Pericytes reside outside of capillary blood vessels. In the brain, pericytes, brain microvascular endothelial cells, and astrocytes form the neurovascular unit (NVU). A normally functioning NVU regulates cerebral blood flow and the permeability of the blood-brain-barrier (BBB). Breakdown of the NVU and dysfunction of the BBB are increasingly recognised early biomarkers of dementia, including Alzheimer’s disease. An isoform of Apolipoprotein E (APOE), namely APOE4, which is the strongest genetic risk factor for Alzheimer’s disease1, has a particular importance in BBB dysfunction compared to the E3 variant. Pericyte dysfunction has received increasing recognition in Alzheimer’s disease where pericytes contract capillaries and thus reduce cerebral blood flow, in a downstream response to amyloid-β2. However, pericytes in health and disease remain poorly understood, partially due to a lack of adequate models that can recapitulate the complexity of the multi-cellular NVU. The aim of this study is to investigate the effect of APOE4, compared to APOE3, on the contraction of human pericytes in vitro.
iPSCs from a donor diagnosed with Alzheimer’s disease carrying the APOE e4/e4 allele (UKBi011-A, EBiSC) as well as the isogenic control with the APOE e3/e3 isotype (UKBi011-A-3, EBiSC) were differentiated into pericytes3. Success of differentiation was confirmed by immuno-histochemistry of pericyte markers. The labelled calcium indicator Fluo4 was used to measure increase in fluorescence, thus increase in calcium release, within the iPSC-derived pericytes.
APOE3- and APOE4-pericytes stained positively for NG2, PDGFR-β, calponin, and SM22. Genomic sequencing confirmed the isoforms of APOE3 and APOE4. Fluo4 staining was used to observe calcium release, which was triggered by two known vasoconstrictors Endothelin-1 and U46619, the latter one being a thromboxane A2 receptor agonist. Calcium firing was observed for a period of at least 10 minutes. Change in cell area and calcium increase were quantified using an automated image analysis pipeline in CellProfiler.

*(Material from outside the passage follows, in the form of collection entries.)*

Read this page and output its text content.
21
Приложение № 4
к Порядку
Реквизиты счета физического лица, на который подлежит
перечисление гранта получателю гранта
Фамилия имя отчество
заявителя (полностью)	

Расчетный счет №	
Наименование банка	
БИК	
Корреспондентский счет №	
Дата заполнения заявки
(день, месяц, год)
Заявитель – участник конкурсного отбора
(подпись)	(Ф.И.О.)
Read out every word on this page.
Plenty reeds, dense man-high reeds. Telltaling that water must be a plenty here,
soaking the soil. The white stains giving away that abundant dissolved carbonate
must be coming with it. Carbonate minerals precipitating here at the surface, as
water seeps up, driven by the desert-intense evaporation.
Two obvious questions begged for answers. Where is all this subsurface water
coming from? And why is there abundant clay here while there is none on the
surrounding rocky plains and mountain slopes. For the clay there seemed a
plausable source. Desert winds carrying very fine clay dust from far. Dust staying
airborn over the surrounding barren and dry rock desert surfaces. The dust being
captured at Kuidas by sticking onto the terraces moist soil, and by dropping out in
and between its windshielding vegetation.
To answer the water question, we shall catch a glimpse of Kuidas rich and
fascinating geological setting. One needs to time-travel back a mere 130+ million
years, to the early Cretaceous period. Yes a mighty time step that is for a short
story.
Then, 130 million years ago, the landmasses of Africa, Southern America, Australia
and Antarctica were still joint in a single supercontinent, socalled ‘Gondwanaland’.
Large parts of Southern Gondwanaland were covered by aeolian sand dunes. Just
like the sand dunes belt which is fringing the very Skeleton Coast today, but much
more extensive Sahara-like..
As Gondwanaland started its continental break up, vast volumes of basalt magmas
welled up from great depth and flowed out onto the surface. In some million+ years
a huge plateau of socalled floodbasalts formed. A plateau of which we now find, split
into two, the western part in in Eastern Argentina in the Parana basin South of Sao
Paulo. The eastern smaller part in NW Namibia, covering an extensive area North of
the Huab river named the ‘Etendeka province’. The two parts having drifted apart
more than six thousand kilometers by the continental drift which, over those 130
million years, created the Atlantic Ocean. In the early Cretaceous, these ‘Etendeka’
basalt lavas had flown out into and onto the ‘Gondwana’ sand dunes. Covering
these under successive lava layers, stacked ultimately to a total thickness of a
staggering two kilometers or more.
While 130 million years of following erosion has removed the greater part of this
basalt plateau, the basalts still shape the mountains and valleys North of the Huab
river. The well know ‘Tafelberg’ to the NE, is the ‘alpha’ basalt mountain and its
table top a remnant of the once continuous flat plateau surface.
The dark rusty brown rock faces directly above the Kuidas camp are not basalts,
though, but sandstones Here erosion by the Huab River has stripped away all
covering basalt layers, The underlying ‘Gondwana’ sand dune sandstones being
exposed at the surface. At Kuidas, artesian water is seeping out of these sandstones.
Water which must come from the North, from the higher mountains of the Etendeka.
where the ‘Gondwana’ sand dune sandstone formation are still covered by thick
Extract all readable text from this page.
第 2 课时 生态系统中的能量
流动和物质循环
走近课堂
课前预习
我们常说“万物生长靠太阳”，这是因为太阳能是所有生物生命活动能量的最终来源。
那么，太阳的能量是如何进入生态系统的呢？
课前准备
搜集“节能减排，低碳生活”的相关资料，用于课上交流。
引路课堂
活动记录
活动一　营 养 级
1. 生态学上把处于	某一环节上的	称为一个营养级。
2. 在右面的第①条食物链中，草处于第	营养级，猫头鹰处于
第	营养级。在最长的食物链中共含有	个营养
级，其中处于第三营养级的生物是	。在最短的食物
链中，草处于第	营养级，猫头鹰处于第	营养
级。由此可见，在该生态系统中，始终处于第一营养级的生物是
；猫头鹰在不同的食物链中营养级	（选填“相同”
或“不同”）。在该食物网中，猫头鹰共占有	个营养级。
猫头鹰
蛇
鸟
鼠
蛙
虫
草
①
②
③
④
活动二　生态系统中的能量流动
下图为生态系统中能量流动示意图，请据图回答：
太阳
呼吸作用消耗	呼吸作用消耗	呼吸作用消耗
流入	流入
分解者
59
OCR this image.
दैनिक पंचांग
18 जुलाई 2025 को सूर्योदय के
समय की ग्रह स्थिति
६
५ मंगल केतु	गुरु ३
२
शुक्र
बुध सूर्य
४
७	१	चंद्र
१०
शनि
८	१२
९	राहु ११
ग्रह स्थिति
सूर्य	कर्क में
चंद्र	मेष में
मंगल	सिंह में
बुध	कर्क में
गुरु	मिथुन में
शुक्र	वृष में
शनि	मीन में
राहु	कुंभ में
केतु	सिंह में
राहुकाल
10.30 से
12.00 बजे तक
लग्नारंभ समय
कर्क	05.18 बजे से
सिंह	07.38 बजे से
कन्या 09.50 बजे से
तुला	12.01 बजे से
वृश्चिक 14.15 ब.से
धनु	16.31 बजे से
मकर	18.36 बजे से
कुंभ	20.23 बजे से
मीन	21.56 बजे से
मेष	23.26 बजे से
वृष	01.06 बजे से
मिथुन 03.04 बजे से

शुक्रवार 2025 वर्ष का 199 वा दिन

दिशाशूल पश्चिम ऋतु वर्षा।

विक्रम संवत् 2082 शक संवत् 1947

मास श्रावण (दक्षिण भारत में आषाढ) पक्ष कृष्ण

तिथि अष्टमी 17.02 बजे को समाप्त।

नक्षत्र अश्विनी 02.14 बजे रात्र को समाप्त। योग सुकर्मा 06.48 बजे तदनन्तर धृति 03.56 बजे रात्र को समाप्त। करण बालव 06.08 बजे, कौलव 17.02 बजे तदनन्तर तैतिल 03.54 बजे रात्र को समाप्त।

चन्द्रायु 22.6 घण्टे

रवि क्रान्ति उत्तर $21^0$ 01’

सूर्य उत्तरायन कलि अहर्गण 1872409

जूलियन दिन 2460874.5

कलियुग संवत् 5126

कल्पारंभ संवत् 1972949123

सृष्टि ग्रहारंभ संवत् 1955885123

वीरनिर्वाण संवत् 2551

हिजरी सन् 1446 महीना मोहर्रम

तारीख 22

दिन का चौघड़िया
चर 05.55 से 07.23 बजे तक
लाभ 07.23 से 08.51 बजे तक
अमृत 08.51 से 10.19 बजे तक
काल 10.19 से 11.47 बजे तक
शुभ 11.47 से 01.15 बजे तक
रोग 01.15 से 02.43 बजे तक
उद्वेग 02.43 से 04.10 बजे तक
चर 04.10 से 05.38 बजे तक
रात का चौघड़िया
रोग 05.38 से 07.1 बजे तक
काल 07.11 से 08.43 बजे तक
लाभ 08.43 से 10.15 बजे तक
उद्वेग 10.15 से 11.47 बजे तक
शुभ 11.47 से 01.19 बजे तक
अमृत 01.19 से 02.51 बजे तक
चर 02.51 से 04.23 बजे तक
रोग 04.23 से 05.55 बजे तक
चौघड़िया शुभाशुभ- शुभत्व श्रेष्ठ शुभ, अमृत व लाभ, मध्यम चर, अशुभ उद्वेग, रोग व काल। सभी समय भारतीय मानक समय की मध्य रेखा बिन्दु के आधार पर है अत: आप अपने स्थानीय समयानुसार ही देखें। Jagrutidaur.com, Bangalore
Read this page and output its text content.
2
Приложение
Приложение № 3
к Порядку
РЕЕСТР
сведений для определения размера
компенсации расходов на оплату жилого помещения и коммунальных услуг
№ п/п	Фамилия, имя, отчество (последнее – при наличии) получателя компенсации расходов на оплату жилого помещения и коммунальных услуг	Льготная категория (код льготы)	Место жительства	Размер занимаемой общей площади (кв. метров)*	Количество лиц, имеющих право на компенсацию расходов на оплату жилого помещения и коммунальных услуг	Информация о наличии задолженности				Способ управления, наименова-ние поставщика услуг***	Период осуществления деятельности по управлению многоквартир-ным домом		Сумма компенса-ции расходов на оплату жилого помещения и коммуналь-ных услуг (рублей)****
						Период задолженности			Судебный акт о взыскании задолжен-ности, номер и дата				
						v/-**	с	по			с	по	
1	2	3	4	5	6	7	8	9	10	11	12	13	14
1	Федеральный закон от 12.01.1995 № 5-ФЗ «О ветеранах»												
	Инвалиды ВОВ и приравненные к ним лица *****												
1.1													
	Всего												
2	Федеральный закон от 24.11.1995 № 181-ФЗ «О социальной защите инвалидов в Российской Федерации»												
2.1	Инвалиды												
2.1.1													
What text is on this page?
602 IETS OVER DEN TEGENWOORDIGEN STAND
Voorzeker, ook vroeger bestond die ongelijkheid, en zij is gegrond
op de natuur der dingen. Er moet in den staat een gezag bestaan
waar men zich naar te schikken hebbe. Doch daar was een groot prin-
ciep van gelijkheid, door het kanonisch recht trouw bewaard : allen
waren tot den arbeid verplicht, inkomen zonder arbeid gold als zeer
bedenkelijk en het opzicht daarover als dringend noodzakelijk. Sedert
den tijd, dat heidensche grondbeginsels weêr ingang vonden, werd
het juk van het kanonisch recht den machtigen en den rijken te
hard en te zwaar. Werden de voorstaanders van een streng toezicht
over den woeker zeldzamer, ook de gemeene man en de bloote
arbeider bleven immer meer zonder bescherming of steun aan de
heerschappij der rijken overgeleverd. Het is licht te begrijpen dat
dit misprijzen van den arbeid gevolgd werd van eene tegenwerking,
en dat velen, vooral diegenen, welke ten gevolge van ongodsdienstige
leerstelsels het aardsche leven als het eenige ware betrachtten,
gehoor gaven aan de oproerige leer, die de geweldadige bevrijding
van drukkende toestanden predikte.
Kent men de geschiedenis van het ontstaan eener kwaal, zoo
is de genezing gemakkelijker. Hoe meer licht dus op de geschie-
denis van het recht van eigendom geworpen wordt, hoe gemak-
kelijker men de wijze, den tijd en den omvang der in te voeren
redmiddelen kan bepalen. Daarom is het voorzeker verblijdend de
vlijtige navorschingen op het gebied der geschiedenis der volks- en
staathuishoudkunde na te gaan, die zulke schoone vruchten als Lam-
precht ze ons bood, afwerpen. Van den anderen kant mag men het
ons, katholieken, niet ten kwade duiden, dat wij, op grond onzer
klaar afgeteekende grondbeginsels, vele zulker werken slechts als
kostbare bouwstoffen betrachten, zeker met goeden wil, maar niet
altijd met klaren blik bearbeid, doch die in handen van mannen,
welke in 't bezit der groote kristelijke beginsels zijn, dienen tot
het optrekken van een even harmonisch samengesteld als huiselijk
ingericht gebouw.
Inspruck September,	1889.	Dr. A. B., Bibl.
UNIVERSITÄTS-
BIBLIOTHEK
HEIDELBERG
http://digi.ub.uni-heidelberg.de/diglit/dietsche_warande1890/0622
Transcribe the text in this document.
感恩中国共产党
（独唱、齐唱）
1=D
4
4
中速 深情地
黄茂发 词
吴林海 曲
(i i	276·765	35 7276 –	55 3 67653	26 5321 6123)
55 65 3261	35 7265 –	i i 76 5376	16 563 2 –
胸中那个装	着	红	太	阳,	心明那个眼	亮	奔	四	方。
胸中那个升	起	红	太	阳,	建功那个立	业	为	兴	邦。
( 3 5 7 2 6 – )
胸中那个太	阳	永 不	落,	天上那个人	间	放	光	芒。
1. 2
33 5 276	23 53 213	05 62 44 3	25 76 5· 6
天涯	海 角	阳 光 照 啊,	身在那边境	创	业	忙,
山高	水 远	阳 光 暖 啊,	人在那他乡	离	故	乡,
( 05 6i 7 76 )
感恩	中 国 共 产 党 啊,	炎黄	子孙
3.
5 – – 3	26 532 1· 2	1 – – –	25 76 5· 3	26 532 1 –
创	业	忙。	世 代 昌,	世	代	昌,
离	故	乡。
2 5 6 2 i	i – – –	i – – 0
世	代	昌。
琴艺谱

These results suggest that functional pericyte-like cells were obtained and that their calcium release could be triggered. We will build on these findings to develop a robust model to study the effect of APOE4 on pericyte function and dysfunction in health and Alzheimer’s disease.
1. Blanchard J.W., et al., Nat Med. 26(6):952-963 (2020).
2. Nortley R., et al., Science 365(6450):eaav9518 (2019).
3. Faal T., et al., Stem Cell Reports. 2019;12(3):451-460 (2019)."